Difficile dare un giudizio tecnico ad uno stile di scrittura che ormai ha quasi un secolo. Una cosa è certa, per un romanzo del 1926 lo stile è quasi innovativo, ma c'è da dire che lo stesso Pirandello era innovativo, forse il migliore dei suoi tempi.

È stato quasi divertente leggere parole che non sono più di uso comune, o che magari ora si pronunciano in modo diverso; quanto mi piace veder scritto "maraviglia" invece che "meraviglia".

Un'altra cosa che ho notato è l'uso spropositato della punteggiatura. Molto spesso, anzi direi quasi sempre le frasi sono spezzate da virgole che specificano continui sottintesi; altre volte troviamo invece frasi corte e concise che appaiano quasi come esclamazioni pur senza aver bisogno del punto interrogativo, tanto sono perentorie.

Narrazione:

La narrazione è di una particolarità unica, ma d'altronde da un Pirandello, già in quei tempi immerso nel teatro, non ci si poteva aspettare nient'altro.

Tutto il racconto, tutta la follia e i pensieri, ci vengono raccontati dallo stesso protagonista, Moscarda. Lui non solo ci racconta cosa gli è accaduto dal momento in cui la moglie gli fa notare il naso storto, ma cerca anche costantemente di convincerci delle sue teorie. Si rivolge direttamente al lettore, ponendogli domande, delle volte sottintese, altre volte in cui le risposte sono intuibili.

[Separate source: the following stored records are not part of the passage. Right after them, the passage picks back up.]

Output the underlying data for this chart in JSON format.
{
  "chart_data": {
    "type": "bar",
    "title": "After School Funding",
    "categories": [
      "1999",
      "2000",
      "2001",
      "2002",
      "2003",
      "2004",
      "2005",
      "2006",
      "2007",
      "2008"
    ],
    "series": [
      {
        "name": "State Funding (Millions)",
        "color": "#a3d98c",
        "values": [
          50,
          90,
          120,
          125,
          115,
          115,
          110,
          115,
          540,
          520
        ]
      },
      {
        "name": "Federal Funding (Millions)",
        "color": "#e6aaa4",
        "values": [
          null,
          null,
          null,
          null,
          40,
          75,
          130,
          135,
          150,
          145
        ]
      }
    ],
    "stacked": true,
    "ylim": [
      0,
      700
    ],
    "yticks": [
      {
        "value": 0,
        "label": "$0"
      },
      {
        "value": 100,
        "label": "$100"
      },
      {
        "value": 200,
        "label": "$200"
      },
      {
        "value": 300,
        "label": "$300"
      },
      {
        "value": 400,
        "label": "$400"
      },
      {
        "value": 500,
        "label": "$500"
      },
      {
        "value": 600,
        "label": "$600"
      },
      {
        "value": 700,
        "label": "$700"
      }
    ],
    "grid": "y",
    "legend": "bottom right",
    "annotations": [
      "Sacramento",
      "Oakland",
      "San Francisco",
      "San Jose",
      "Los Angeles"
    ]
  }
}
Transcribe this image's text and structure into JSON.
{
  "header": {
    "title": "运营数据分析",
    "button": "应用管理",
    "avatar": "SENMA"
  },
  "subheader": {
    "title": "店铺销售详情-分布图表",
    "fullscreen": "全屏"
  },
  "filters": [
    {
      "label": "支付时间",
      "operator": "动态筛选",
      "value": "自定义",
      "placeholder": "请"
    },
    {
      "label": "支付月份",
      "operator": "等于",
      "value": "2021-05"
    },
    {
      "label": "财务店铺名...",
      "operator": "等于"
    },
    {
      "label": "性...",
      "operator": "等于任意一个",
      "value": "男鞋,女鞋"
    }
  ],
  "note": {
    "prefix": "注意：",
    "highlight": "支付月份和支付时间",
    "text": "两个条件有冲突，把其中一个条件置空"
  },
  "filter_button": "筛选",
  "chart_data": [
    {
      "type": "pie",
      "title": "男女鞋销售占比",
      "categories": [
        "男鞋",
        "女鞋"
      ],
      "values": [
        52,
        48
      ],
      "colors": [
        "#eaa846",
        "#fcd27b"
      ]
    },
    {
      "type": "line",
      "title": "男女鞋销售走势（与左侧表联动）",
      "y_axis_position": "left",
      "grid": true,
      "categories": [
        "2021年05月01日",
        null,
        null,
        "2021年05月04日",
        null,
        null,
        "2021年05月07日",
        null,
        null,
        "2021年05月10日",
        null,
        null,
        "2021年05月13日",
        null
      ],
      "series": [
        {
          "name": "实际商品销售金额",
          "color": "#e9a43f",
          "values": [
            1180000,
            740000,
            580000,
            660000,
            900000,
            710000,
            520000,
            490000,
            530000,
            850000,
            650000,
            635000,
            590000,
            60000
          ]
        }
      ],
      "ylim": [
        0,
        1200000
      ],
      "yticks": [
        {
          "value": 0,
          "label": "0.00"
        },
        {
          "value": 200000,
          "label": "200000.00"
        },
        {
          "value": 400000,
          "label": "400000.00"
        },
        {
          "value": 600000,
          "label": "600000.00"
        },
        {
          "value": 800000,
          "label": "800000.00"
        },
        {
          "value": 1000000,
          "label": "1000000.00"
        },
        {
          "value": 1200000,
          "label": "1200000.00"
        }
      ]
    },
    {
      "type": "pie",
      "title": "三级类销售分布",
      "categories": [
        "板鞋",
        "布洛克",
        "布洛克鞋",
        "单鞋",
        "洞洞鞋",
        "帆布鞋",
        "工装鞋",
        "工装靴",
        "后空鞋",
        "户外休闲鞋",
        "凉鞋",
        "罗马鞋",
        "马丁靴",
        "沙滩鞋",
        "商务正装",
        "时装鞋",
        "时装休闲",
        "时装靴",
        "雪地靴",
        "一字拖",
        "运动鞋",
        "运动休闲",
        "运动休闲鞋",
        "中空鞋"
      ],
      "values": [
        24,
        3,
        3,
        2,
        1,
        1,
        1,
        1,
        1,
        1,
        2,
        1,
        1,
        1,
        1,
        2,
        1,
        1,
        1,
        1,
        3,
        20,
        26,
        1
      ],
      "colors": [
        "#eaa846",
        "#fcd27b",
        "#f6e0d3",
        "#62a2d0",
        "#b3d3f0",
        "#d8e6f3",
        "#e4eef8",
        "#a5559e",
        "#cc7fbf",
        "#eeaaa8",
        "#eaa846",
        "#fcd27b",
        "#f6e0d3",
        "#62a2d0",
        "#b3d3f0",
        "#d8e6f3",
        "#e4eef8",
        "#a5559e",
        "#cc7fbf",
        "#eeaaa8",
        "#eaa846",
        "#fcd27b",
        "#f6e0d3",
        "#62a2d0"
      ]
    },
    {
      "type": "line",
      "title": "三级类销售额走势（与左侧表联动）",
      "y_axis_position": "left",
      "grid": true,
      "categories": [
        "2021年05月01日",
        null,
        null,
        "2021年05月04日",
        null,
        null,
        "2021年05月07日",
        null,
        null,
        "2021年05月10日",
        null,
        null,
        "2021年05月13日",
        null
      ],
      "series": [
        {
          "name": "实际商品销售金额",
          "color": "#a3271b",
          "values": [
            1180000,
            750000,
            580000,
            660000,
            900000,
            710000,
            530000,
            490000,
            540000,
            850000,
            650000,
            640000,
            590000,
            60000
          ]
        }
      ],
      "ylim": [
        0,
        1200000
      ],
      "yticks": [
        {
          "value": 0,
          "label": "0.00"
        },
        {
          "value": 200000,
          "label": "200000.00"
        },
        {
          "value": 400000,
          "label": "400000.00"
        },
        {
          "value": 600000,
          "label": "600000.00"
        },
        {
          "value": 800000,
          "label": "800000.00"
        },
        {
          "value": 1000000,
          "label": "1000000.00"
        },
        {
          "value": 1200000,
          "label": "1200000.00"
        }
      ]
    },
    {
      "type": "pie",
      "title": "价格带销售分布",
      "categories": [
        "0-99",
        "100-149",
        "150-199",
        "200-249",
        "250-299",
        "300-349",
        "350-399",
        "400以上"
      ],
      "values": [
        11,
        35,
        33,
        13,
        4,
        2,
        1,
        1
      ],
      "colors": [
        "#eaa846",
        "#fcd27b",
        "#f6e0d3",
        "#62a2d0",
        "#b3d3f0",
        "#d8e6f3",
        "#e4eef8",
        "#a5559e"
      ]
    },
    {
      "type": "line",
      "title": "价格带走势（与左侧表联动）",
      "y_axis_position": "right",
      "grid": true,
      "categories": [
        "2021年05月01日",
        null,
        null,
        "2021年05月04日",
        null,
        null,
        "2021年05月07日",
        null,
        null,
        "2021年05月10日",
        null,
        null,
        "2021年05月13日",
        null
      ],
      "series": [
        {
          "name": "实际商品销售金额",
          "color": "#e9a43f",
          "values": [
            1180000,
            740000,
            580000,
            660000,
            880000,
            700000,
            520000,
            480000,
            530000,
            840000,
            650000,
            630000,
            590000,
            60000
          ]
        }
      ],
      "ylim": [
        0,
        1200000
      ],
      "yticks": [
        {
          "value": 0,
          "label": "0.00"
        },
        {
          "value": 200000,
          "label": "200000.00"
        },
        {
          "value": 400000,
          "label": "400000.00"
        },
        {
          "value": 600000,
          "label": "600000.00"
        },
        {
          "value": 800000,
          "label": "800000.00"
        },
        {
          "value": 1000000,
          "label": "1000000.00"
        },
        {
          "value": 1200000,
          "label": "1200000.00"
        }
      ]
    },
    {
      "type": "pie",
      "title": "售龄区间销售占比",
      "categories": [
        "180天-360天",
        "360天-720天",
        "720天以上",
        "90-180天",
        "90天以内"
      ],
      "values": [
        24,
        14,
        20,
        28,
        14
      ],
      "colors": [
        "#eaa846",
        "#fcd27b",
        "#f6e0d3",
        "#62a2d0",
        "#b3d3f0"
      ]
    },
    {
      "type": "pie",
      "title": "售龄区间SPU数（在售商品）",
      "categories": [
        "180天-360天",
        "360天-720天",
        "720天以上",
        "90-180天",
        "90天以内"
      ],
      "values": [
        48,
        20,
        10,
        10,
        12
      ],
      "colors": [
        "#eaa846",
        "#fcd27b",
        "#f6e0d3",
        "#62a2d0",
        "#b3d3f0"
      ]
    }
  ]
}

Per l'intero romanzo, il protagonista cerca di dimostrarci che lui ha ragione, che non è pazzo, che siamo noi a non vedere la realtà per quella che è.

Giudizio personale:

Mi è impossibile dare un giudizio completamente positivo a questo libro. Di certo è un capolavoro classico, di certo è stato divertente da leggere (soprattutto non costretta, come quando lo si doveva leggere a scuola), ma tutta quella continua introspezione, tutto quel ribadire che lui vedeva sé in un modo, quello in un altro, quell'altro vedeva lui in un altro modo e quell'altro ancora vedeva l'altro in modo diverso. Insomma tutte quelle che, ora, definiamo appunto Maschere Pirandelliane, alcune volte mi hanno fatto venire il mal di testa e altre volte hanno tolto pathos all'azione. Perché non credete che questo romanzo sia introspettivo e basta, alcuni momenti particolari e adrenalinici li ha, ma purtroppo sono completamente smorzati dai rimugini di Moscarda.

In ogni caso è un classico, che almeno una volta nella vita andrebbe letto.